You can make guacamole in almost anything, but there’s something about the texture of guacamole made in a molcajete that is superior to all other techniques. They’re a pain in the ass to clean and an even bigger pain to get back from Mexico in one piece, but I regularly manage to do as half-assed a job on the former as I did in the latter (yeah, my molcajete has a large chip in the side that was likely scattered on a baggage belt somewhere).
There are hundreds of variations on this, if not more, and I by no means claim that this is superior. But before you start telling me about your guac that has foie gras mashed in, or parsnips, or XO sauce, or bacon, let me just say this: fuck you. You get good quality, perfectly ripe avocados, and how can you argue with this? This one is mine, not because others can’t or don’t do it, but simply because I like it the most. It’s basic, and if you do want to start adding other stuff, this is an excellent launching point.
Ingredients:
- 2 perfectly ripe avocados
- 1 medium tomato, perfectly ripe, diced
- 1/4 medium red onion, diced
- 1 large handful of fresh cilantro leaves, washed, dried, and minced
- juice of 1 very juicy lime, with more to spare
- a few dashes of vinegar-based hot sauce, like Cholula
- salt and pepper
Directions:
Place the onions and tomato in the molcajete, sprinkle with salt and pepper (a coarser grind on both is better) and mash for about a minute, until you have a chunky, frothy soup-like consistency.
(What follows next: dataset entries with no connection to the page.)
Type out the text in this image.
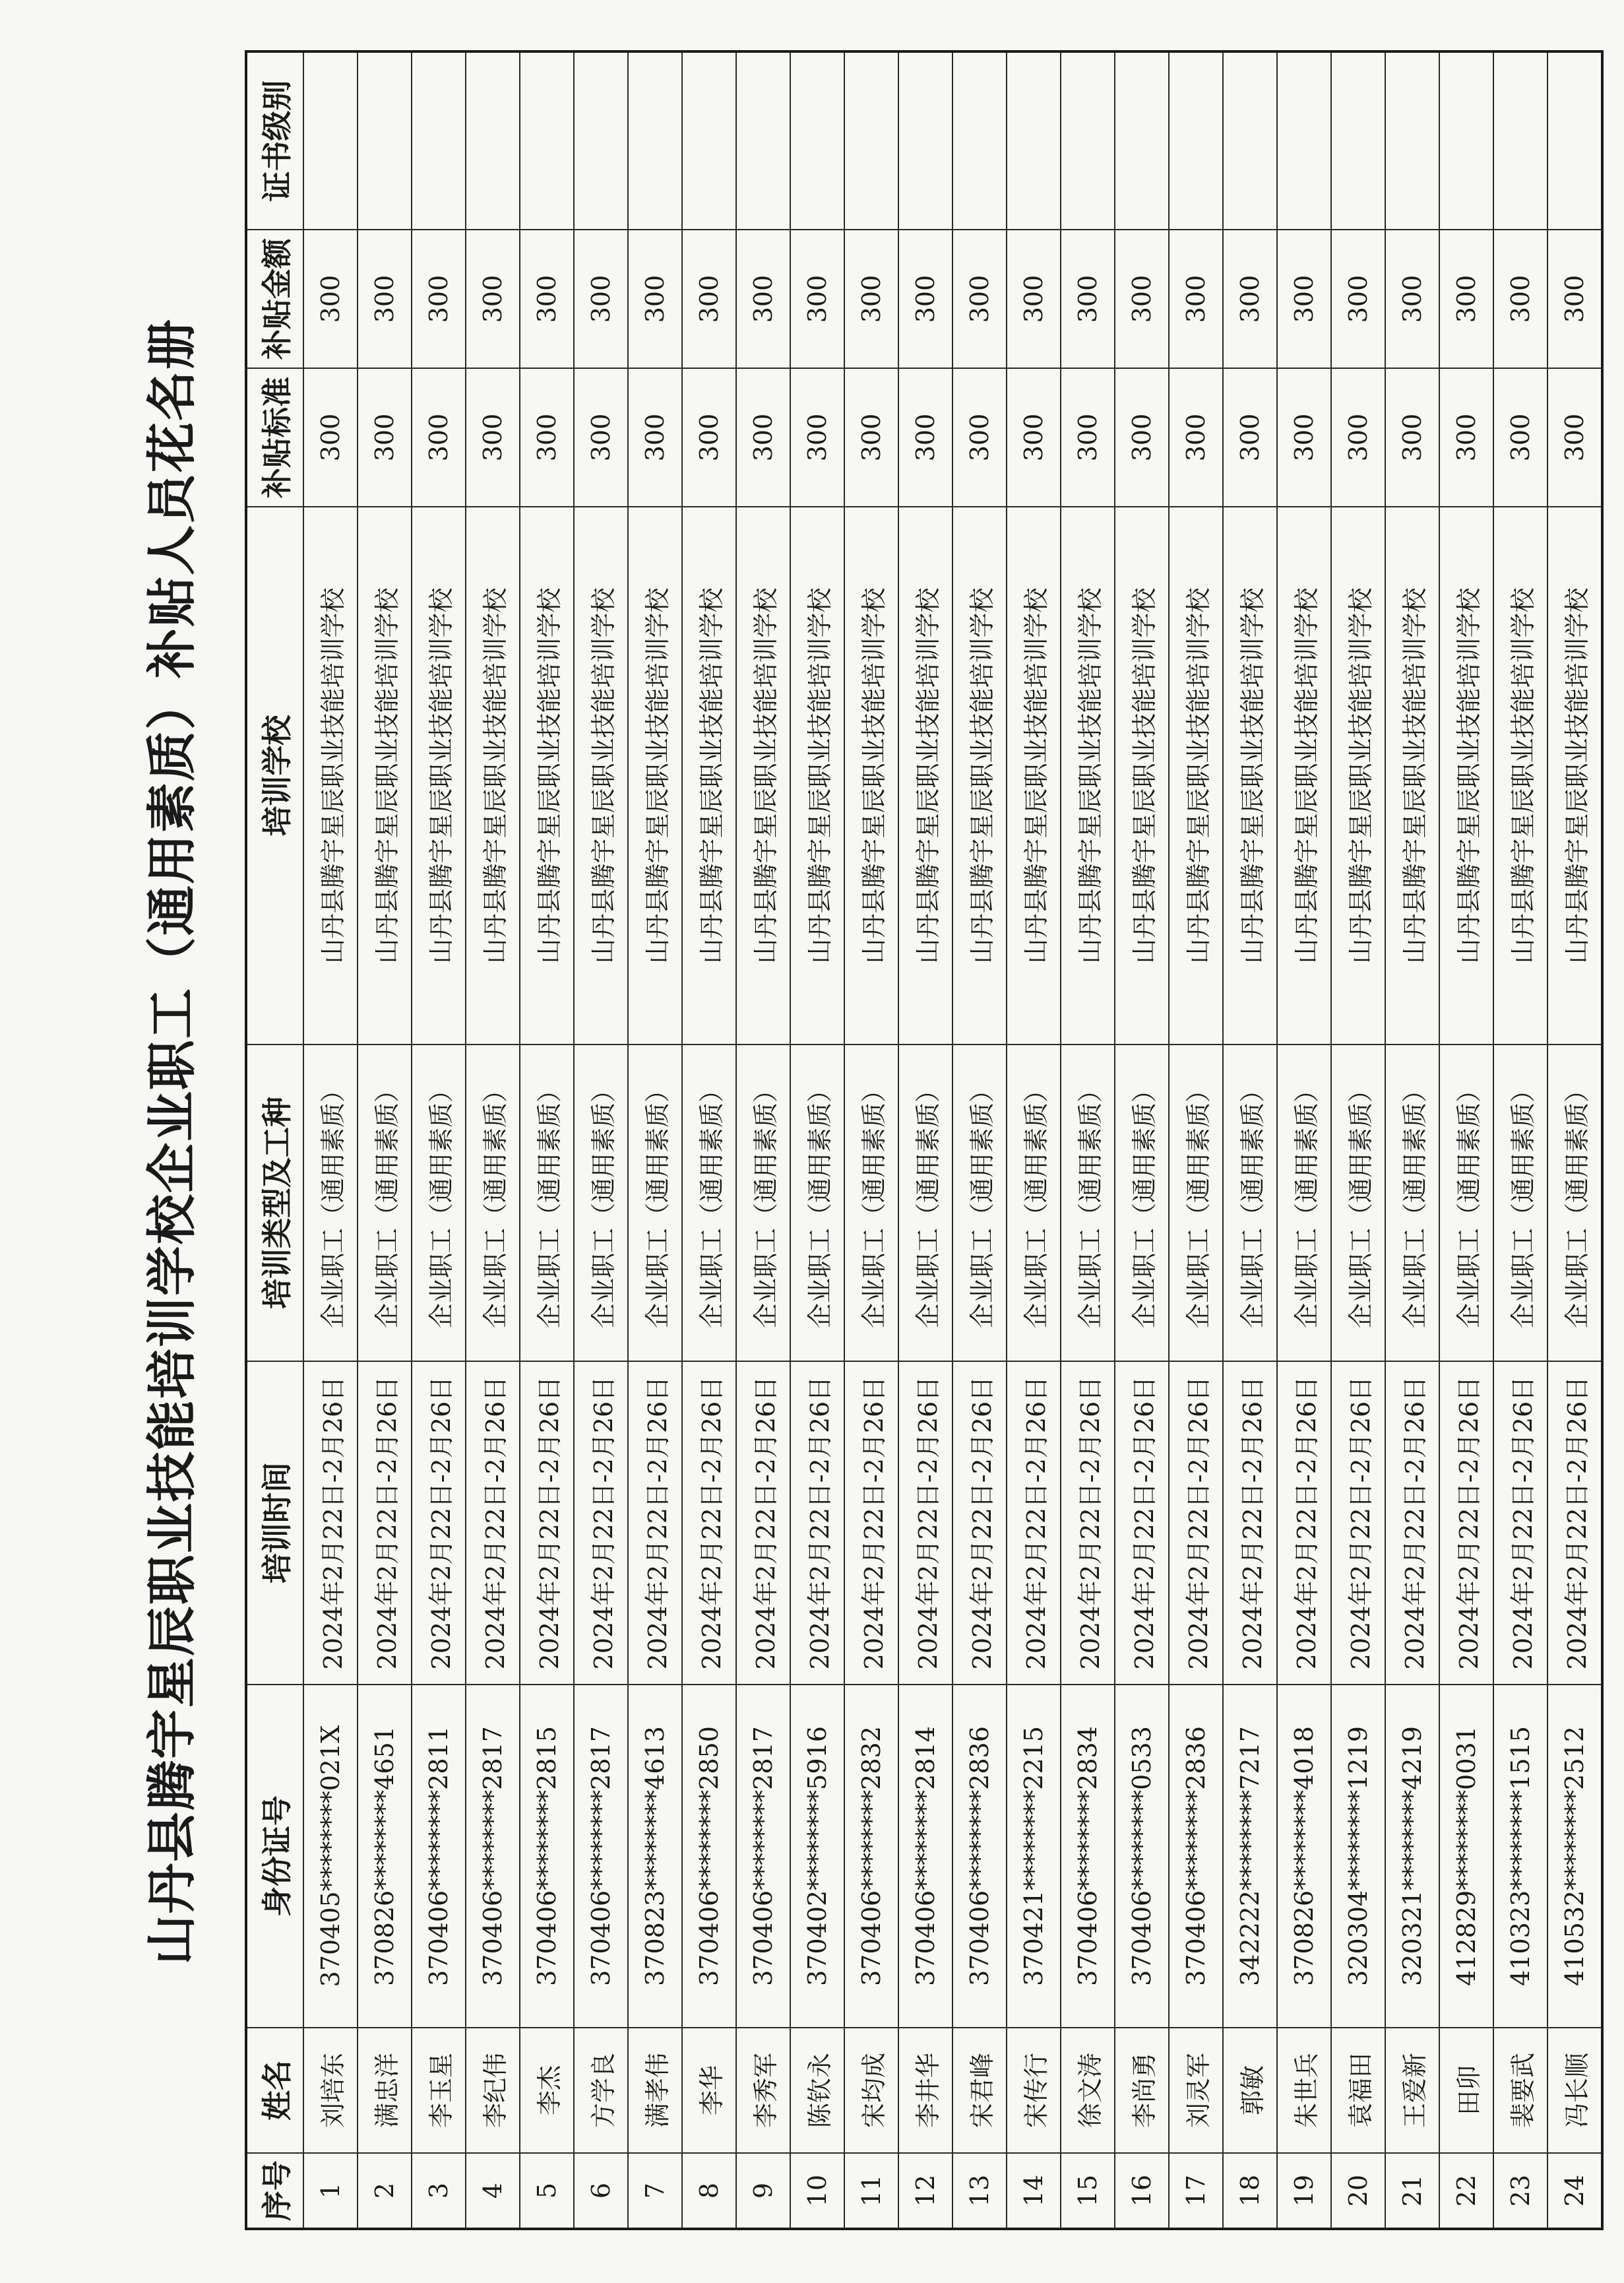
山丹县腾宇星辰职业技能培训学校企业职工（通用素质）补贴人员花名册
序号	姓名	身份证号	培训时间	培训类型及工种	培训学校	补贴标准	补贴金额	证书级别
1	刘培东	370405********021X	2024年2月22日-2月26日	企业职工（通用素质）	山丹县腾宇星辰职业技能培训学校	300	300	
2	满忠洋	370826********4651	2024年2月22日-2月26日	企业职工（通用素质）	山丹县腾宇星辰职业技能培训学校	300	300	
3	李玉星	370406********2811	2024年2月22日-2月26日	企业职工（通用素质）	山丹县腾宇星辰职业技能培训学校	300	300	
4	李纪伟	370406********2817	2024年2月22日-2月26日	企业职工（通用素质）	山丹县腾宇星辰职业技能培训学校	300	300	
5	李杰	370406********2815	2024年2月22日-2月26日	企业职工（通用素质）	山丹县腾宇星辰职业技能培训学校	300	300	
6	方学良	370406********2817	2024年2月22日-2月26日	企业职工（通用素质）	山丹县腾宇星辰职业技能培训学校	300	300	
7	满孝伟	370823********4613	2024年2月22日-2月26日	企业职工（通用素质）	山丹县腾宇星辰职业技能培训学校	300	300	
8	李华	370406********2850	2024年2月22日-2月26日	企业职工（通用素质）	山丹县腾宇星辰职业技能培训学校	300	300	
9	李秀军	370406********2817	2024年2月22日-2月26日	企业职工（通用素质）	山丹县腾宇星辰职业技能培训学校	300	300	
10	陈钦永	370402********5916	2024年2月22日-2月26日	企业职工（通用素质）	山丹县腾宇星辰职业技能培训学校	300	300	
11	宋均成	370406********2832	2024年2月22日-2月26日	企业职工（通用素质）	山丹县腾宇星辰职业技能培训学校	300	300	
12	李井华	370406********2814	2024年2月22日-2月26日	企业职工（通用素质）	山丹县腾宇星辰职业技能培训学校	300	300	
13	宋君峰	370406********2836	2024年2月22日-2月26日	企业职工（通用素质）	山丹县腾宇星辰职业技能培训学校	300	300	
14	宋传行	370421********2215	2024年2月22日-2月26日	企业职工（通用素质）	山丹县腾宇星辰职业技能培训学校	300	300	
15	徐文涛	370406********2834	2024年2月22日-2月26日	企业职工（通用素质）	山丹县腾宇星辰职业技能培训学校	300	300	
16	李尚勇	370406********0533	2024年2月22日-2月26日	企业职工（通用素质）	山丹县腾宇星辰职业技能培训学校	300	300	
17	刘灵军	370406********2836	2024年2月22日-2月26日	企业职工（通用素质）	山丹县腾宇星辰职业技能培训学校	300	300	
18	郭敏	342222********7217	2024年2月22日-2月26日	企业职工（通用素质）	山丹县腾宇星辰职业技能培训学校	300	300	
19	朱世兵	370826********4018	2024年2月22日-2月26日	企业职工（通用素质）	山丹县腾宇星辰职业技能培训学校	300	300	
20	袁福田	320304********1219	2024年2月22日-2月26日	企业职工（通用素质）	山丹县腾宇星辰职业技能培训学校	300	300	
21	王爱新	320321********4219	2024年2月22日-2月26日	企业职工（通用素质）	山丹县腾宇星辰职业技能培训学校	300	300	
22	田卯	412829********0031	2024年2月22日-2月26日	企业职工（通用素质）	山丹县腾宇星辰职业技能培训学校	300	300	
23	裴要武	410323********1515	2024年2月22日-2月26日	企业职工（通用素质）	山丹县腾宇星辰职业技能培训学校	300	300	
24	冯长顺	410532********2512	2024年2月22日-2月26日	企业职工（通用素质）	山丹县腾宇星辰职业技能培训学校	300	300	
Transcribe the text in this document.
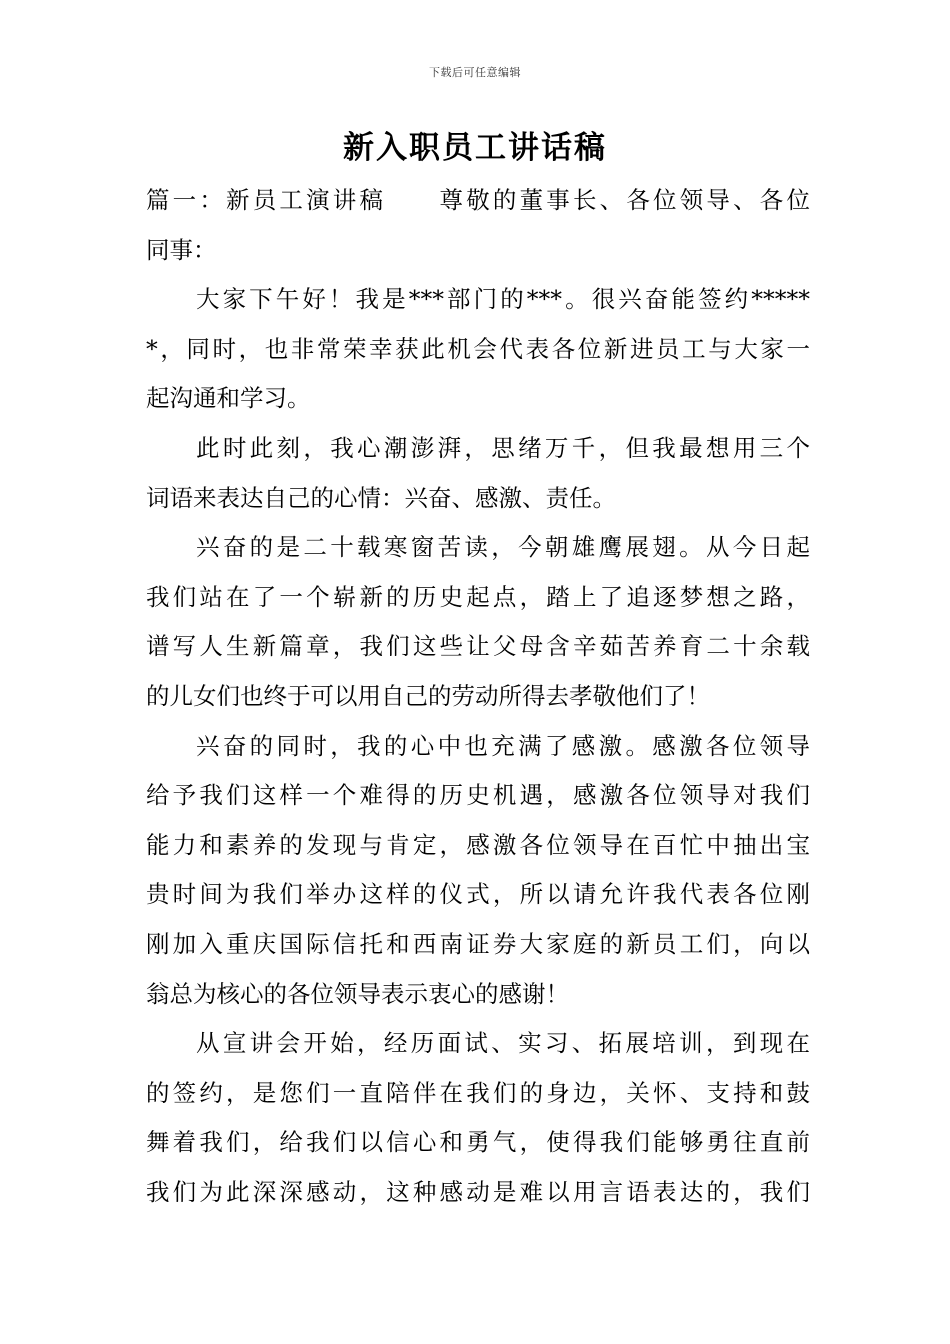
下载后可任意编辑
新入职员工讲话稿
篇一：新员工演讲稿　　尊敬的董事长、各位领导、各位
同事：
大家下午好！我是***部门的***。很兴奋能签约*****
*，同时，也非常荣幸获此机会代表各位新进员工与大家一
起沟通和学习。
此时此刻，我心潮澎湃，思绪万千，但我最想用三个
词语来表达自己的心情：兴奋、感激、责任。
兴奋的是二十载寒窗苦读，今朝雄鹰展翅。从今日起
我们站在了一个崭新的历史起点，踏上了追逐梦想之路，
谱写人生新篇章，我们这些让父母含辛茹苦养育二十余载
的儿女们也终于可以用自己的劳动所得去孝敬他们了！
兴奋的同时，我的心中也充满了感激。感激各位领导
给予我们这样一个难得的历史机遇，感激各位领导对我们
能力和素养的发现与肯定，感激各位领导在百忙中抽出宝
贵时间为我们举办这样的仪式，所以请允许我代表各位刚
刚加入重庆国际信托和西南证券大家庭的新员工们，向以
翁总为核心的各位领导表示衷心的感谢！
从宣讲会开始，经历面试、实习、拓展培训，到现在
的签约，是您们一直陪伴在我们的身边，关怀、支持和鼓
舞着我们，给我们以信心和勇气，使得我们能够勇往直前
我们为此深深感动，这种感动是难以用言语表达的，我们
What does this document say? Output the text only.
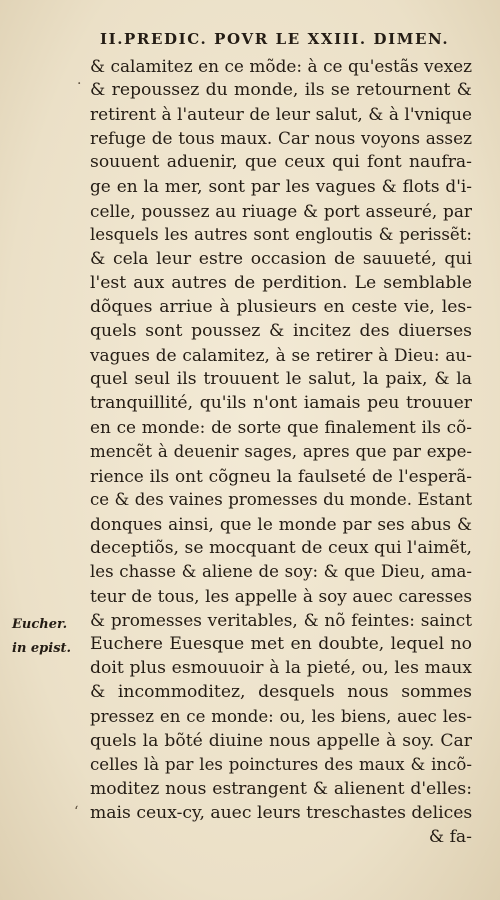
II.PREDIC. POVR LE XXIII. DIMEN.
·
ʻ
Eucher.
in epist.
& calamitez en ce mõde: à ce qu'estãs vexez
& repoussez du monde, ils se retournent &
retirent à l'auteur de leur salut, & à l'vnique
refuge de tous maux. Car nous voyons assez
souuent aduenir, que ceux qui font naufra-
ge en la mer, sont par les vagues & flots d'i-
celle, poussez au riuage & port asseuré, par
lesquels les autres sont engloutis & perissẽt:
& cela leur estre occasion de sauueté, qui
l'est aux autres de perdition. Le semblable
dõques arriue à plusieurs en ceste vie, les-
quels sont poussez & incitez des diuerses
vagues de calamitez, à se retirer à Dieu: au-
quel seul ils trouuent le salut, la paix, & la
tranquillité, qu'ils n'ont iamais peu trouuer
en ce monde: de sorte que finalement ils cõ-
mencẽt à deuenir sages, apres que par expe-
rience ils ont cõgneu la faulseté de l'esperã-
ce & des vaines promesses du monde. Estant
donques ainsi, que le monde par ses abus &
deceptiõs, se mocquant de ceux qui l'aimẽt,
les chasse & aliene de soy: & que Dieu, ama-
teur de tous, les appelle à soy auec caresses
& promesses veritables, & nõ feintes: sainct
Euchere Euesque met en doubte, lequel no
doit plus esmouuoir à la pieté, ou, les maux
& incommoditez, desquels nous sommes
pressez en ce monde: ou, les biens, auec les-
quels la bõté diuine nous appelle à soy. Car
celles là par les poinctures des maux & incõ-
moditez nous estrangent & alienent d'elles:
mais ceux-cy, auec leurs treschastes delices
& fa-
Slice the avocados in half from north to south (that is, through the poles, not the equator), all the way through, then twist to separate into halves. Sink a large knife into the pit using a quick, downward hack (find this on youtube if you don’t know what I’m talking about) and discard the pit. Work quickly now so that the avocado doesn’t discolor.
Slice the avocado with any knife in a broad cross-hatch pattern, then scrape into the molcajete. Get every last bit of flesh, then pound gently and begin to incorporate. When it’s still chunky but beginning to incorporate, add the lime juice and hot sauce. Mash some more until it’s almost done (you can leave it as chunky or make it as smooth as you like), then add the cilantro and continue. Evaluate seasons and adjust as necessary.
Scoop into a bowl and apply to whatever you’re eating – chips, a burger, your damn truffled foie gras or whatever – and enjoy immediately.